Outside is where musicians go when they're up for adventure. Free jazzers are called outcats. The Wire reviews the most wigged-out records in a column called "Outer Limits". Even when players don't enjoy an actual latitude for spontaneity when they "take it out" at the end of a song, they're likely to try to make it sound like they did. So Steffen Basho-Junghans flew in the face of estab-lished practice when he called the most radical recording of his career "Inside".
But then, Basho-Junghans has never done things anyone else's way. How many people in any field do their ground-breaking work when they're creeping up on fifty years old? He was 45 when he recorded Inside during the first days of 1999. The record (which was released in 2001 by Strange Attractors) was the result of Steffen's epiphanic chance encounter two month's earlier with a newly strung, not-yet-tuned twelve string guitar, which resulted in a marvelous adventure in resonance called "The Virgin Orchestra No. 1" (part 1 available on 156 Strings, Cuneiform, 2002). Seduced by the opportunity it presented to draw new sounds out of apparent disorder, he began to intensely study the sound-making potential his guitars possessed once liberated from the confining conventions of tuning and technique. He's not the only person to refuse to accept received notions of the guitar's possibilities, but unlike Keith Rowe or Kevin Drumm, Basho-Junghans has deep roots in more traditional guitar styles. To conduct his explorations, he had to deny the gravity of decades of learning and accomplishment. Steffen's earlier recordings extend one foot towards the USA-based Takoma records finger-picking posse (Peter Lang, Leo Kottke, John Fahey, Robbie Basho) and plant another near ECM school of guitar impressionism (Egberto Gismonti, Terje Rypdal, Steve Tibbets, Ralph Towner).
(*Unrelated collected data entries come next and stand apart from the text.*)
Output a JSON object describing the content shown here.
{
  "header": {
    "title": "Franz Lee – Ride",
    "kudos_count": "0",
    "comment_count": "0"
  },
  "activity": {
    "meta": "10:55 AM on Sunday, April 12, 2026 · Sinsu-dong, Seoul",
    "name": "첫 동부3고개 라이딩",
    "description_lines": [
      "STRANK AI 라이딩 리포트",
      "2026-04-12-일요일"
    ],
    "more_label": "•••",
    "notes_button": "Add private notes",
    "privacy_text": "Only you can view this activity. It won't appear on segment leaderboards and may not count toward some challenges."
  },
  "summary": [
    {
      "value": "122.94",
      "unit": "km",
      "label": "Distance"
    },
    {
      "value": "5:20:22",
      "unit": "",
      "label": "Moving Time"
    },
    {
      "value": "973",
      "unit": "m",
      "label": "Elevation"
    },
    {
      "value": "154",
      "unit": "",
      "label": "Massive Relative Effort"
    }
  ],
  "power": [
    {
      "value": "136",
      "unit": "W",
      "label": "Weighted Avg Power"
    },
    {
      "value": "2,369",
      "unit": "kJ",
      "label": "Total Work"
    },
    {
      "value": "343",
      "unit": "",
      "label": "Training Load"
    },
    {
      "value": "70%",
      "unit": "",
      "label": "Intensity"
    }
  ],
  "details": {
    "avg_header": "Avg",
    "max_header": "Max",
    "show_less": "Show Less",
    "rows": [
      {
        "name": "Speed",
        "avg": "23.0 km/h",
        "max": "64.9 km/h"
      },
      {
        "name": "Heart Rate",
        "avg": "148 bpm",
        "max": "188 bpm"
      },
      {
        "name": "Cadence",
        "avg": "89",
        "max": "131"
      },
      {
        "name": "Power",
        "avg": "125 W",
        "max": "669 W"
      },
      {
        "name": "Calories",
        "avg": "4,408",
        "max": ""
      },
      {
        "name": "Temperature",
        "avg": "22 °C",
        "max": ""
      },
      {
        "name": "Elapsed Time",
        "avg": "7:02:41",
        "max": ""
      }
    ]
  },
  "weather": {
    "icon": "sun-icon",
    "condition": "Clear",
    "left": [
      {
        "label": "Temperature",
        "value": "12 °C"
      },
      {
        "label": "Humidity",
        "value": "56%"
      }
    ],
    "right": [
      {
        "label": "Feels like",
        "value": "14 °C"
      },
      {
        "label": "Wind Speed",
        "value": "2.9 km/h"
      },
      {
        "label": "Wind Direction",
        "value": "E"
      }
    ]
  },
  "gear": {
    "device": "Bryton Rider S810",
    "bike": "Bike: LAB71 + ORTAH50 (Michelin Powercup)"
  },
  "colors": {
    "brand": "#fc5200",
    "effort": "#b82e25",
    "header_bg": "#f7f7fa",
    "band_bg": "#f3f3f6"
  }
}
By linking the two, he has emulated the eclectic example of his adopted guru Robbie Basho, whose own music blended raga runs, bluegrass breakdowns, and flamenco flourishes.
Junghans never met Robbie Basho, but he was so inspired by the reclusive guitarist's recordings that he took the man's name. This wasn't an act of fanboy adulation, nor was it an attempt to capitalize on another man's success; Steffen was already in his 30s, a guy who had lived a bit and knew who he was before he first heard Robbie, who had slipped into near-total obscurity well before his accidental death in 1986. Rechristened Steffen Basho-Junghans, the German learned his muse's tunings and techniques, and immersed himself in American Indian lore. He also championed his instrument in his native East Germany, eventually organizing the country's first all-style guitar festival and directing the Berlin Guitar Centre until 1991.
You can get complete biographies of Basho-Junghans at his website (www.bluemomentarts.de) or in the liner notes of his CD Song Of The Earth (Sublingual, 2001), so I'll just mention a couple more facts that are important to understanding this record. The first is that although he lives in Berlin, he is in fact a country boy who grew up in Kraja (pop. 500), a village in northern Thuringia. His childhood memories are of vast acoustic and visual spaces; broad skies, rural vistas, the complex sounds of the land when people live on it but don't necessarily dominate it. The second is that he is an accomplished landscape painter.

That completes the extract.